More disturbing yet are the gendered understandings in Sheri Tepper’s
Beauty
(1991), which explores the Sleeping Beauty legend, the land of Faery, the source of good and evil, and the horrors Beauty discovers when she is transported to the twenty-first century, escapes to the twentieth, is raped, and discovers pornography, sadism, and the ways in which sex is separated from the tenderness of love she believes occurred in her own century. In a different timeline Tepper creates a war-torn culture,
The Gate to Women’s Country
(1988), where women have created safe havens within their gates and warriors live in garrisons outside. Having discovered the reality of a gene for violence, the novel’s women have created a system to prevent impregnation by the warrior class, thus gradually removing the source of aggression from the world.

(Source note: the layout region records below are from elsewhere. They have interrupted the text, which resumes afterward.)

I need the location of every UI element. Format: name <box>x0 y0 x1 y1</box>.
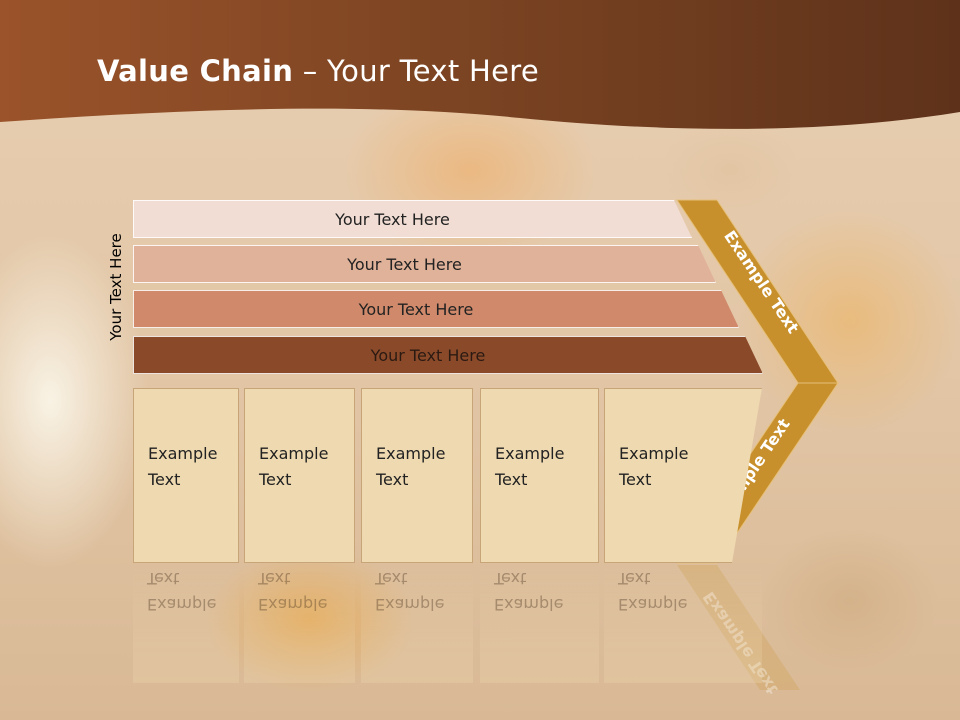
activity-box-1: Example Text <box>133 388 239 563</box>
activity-box-4: Example Text <box>480 388 599 563</box>
activity-box-3: Example Text <box>361 388 473 563</box>
box-line1: Example <box>148 444 218 463</box>
value-band-4: Your Text Here <box>133 336 763 374</box>
box-line1: Example <box>619 444 689 463</box>
title-rest: – Your Text Here <box>293 54 539 88</box>
band-label: Your Text Here <box>358 299 474 319</box>
activity-box-2: Example Text <box>244 388 355 563</box>
title-bold: Value Chain <box>97 54 294 88</box>
box-line2: Text <box>259 470 292 489</box>
box-line1: Example <box>259 444 329 463</box>
box-line1: Example <box>495 444 565 463</box>
box-line1: Example <box>376 444 446 463</box>
band-label: Your Text Here <box>347 254 462 274</box>
side-label: Your Text Here <box>107 233 125 341</box>
box-line2: Text <box>148 470 181 489</box>
value-band-2: Your Text Here <box>133 245 716 283</box>
value-band-1: Your Text Here <box>133 200 692 238</box>
header-banner <box>0 0 960 129</box>
value-band-3: Your Text Here <box>133 290 739 328</box>
box-line2: Text <box>376 470 409 489</box>
band-label: Your Text Here <box>335 209 450 229</box>
box-line2: Text <box>495 470 528 489</box>
box-line2: Text <box>619 470 652 489</box>
slide-title: Value Chain – Your Text Here <box>97 54 539 88</box>
band-label: Your Text Here <box>370 345 486 365</box>
activity-box-5: Example Text <box>604 388 762 563</box>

But while images of gender may be elicited to explore untold visions of otherness and our need to accept the realities of difference in our cultures, they may also offer opportunities to consider our own interactions as gendered human beings. Connie Willis complicates this problem in her brief novel, Uncharted Territory (1994), in which the partners Carson and Findriddy explore the planet Boohte for rich resources needed back on Earth, secretly hiding their finds in an effort to preserve the planet for an indigenous species of indeterminate gender. Through skillful use of language Willis manages to avoid defining the genders of the main characters for much of the text, though this does not prevent us from making our own assumptions. Subplots and lesser characters gradually model a range of typical human gendered behaviors and power struggles. As the novel progresses, the behaviors of animals, particularly the bowerbird, are explored and compared to human activity. By the end of the novel, when we have discovered the gender identities of Carson and Findriddy, we also observe the unfolding of their connections to each other and the power of an unsuspected love.

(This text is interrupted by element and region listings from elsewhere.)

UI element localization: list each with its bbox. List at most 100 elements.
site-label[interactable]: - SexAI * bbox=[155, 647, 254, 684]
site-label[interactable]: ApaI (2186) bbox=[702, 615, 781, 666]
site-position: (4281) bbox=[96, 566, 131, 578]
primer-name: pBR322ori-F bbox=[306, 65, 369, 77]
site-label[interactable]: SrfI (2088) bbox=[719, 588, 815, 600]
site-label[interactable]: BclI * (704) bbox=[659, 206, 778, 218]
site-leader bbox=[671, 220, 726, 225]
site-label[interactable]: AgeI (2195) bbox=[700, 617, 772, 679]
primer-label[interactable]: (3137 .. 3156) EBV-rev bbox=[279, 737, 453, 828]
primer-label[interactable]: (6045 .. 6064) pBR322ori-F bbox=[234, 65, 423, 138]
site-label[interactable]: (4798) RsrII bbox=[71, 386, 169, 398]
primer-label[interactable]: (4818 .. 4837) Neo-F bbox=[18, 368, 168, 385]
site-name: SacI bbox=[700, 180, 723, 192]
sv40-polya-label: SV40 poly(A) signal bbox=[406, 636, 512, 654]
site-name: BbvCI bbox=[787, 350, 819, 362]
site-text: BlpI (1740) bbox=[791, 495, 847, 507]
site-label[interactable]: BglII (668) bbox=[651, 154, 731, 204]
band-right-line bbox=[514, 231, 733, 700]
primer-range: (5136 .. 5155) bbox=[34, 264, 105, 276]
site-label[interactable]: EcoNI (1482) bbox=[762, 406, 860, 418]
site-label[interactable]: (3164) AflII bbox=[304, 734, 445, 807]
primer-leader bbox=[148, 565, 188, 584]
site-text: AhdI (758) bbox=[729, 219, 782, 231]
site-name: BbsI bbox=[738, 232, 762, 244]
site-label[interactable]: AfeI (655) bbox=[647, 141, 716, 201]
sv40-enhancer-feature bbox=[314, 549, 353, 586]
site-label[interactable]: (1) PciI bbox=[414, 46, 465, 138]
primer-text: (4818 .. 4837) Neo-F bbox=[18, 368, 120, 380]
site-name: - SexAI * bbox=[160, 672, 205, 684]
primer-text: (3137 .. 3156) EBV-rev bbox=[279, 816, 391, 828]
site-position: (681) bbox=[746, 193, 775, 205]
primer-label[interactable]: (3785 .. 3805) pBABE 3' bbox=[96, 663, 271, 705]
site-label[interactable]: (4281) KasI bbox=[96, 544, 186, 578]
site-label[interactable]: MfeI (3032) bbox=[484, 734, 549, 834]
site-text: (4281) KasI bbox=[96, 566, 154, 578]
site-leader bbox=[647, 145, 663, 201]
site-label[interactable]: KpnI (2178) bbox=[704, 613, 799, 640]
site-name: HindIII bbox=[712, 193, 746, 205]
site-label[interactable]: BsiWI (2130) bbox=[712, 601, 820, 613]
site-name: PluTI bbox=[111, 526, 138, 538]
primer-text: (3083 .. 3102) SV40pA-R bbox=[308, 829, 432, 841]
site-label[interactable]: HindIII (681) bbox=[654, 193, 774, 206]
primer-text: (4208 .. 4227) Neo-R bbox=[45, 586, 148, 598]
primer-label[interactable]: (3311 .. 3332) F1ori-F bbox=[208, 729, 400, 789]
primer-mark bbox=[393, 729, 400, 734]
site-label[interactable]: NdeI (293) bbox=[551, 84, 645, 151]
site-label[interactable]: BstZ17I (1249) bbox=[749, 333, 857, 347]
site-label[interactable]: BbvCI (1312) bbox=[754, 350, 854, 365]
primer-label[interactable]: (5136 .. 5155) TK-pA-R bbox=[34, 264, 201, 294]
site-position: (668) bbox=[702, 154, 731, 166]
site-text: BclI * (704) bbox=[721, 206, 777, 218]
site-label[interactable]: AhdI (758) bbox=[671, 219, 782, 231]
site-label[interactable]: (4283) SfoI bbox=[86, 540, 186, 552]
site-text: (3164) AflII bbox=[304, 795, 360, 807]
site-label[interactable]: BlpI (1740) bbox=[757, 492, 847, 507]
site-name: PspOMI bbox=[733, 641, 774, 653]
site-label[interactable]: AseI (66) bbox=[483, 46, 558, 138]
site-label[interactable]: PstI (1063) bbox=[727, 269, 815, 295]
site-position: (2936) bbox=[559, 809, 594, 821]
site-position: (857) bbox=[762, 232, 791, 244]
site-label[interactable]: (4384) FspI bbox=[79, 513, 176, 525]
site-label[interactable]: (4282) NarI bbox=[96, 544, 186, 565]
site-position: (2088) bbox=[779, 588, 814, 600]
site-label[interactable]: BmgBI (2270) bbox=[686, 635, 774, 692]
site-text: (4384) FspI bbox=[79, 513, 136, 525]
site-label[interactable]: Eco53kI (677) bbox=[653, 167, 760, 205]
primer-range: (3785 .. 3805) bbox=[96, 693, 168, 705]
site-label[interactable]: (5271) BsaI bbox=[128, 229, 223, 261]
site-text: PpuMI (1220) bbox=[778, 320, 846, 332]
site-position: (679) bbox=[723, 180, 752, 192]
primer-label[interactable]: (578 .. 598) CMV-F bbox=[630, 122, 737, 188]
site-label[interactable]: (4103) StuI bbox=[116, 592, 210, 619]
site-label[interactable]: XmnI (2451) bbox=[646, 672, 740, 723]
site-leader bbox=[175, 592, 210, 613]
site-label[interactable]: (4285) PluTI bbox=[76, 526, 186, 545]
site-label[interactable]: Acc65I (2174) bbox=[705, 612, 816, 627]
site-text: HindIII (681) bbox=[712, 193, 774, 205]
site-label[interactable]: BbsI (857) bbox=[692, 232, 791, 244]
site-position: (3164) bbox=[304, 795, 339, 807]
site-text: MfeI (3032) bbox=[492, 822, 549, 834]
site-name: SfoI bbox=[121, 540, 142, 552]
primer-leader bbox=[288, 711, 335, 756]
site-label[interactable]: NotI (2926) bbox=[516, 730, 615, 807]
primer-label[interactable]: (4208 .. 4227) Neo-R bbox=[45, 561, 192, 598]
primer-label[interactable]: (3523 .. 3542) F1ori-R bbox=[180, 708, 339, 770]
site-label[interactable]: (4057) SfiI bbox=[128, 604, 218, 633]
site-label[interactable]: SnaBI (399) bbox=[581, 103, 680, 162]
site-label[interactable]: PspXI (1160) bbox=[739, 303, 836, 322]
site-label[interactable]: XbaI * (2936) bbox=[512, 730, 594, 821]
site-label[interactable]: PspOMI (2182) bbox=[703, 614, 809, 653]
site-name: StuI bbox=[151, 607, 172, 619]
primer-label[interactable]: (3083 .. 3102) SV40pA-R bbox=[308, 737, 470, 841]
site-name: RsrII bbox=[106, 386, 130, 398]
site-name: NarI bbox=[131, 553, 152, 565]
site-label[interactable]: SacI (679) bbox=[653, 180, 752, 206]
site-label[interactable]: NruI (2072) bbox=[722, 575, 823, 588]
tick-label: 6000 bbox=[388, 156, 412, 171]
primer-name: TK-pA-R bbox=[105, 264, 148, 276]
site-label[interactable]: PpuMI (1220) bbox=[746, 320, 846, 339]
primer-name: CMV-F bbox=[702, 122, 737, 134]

In all of these texts, the experimental ways in which gender and sexuality are explored offer us opportunities to examine tough questions and rethink our own perceptions. Given its wide array of approaches to gender questions, issues of power, and understandings of human need, science fiction can help us to understand our own ways of being. As science fiction moves into the twenty-first century, gender images continue to evolve, often following the conventions of sub-genres within the field. Two examples of this trend are found in the first novels of Alastair Reynolds and Richard K. Morgan. Reynolds’s Revelation Space (2000) is firmly rooted in the space opera tradition, and to many, Reynolds has redefined it for a new generation of science fiction readers. Morgan’s debut novel Altered Carbon (2002)—winner of the 2003 Philip K. Dick Award—successfully combines elements of the hard-boiled detective novel with science fiction. The commercial success of both novels indicates their characterizations of men and women have met with popular approval, and a more thorough reading of each text might suggest one of the ways in which the genre will approach gender in the future.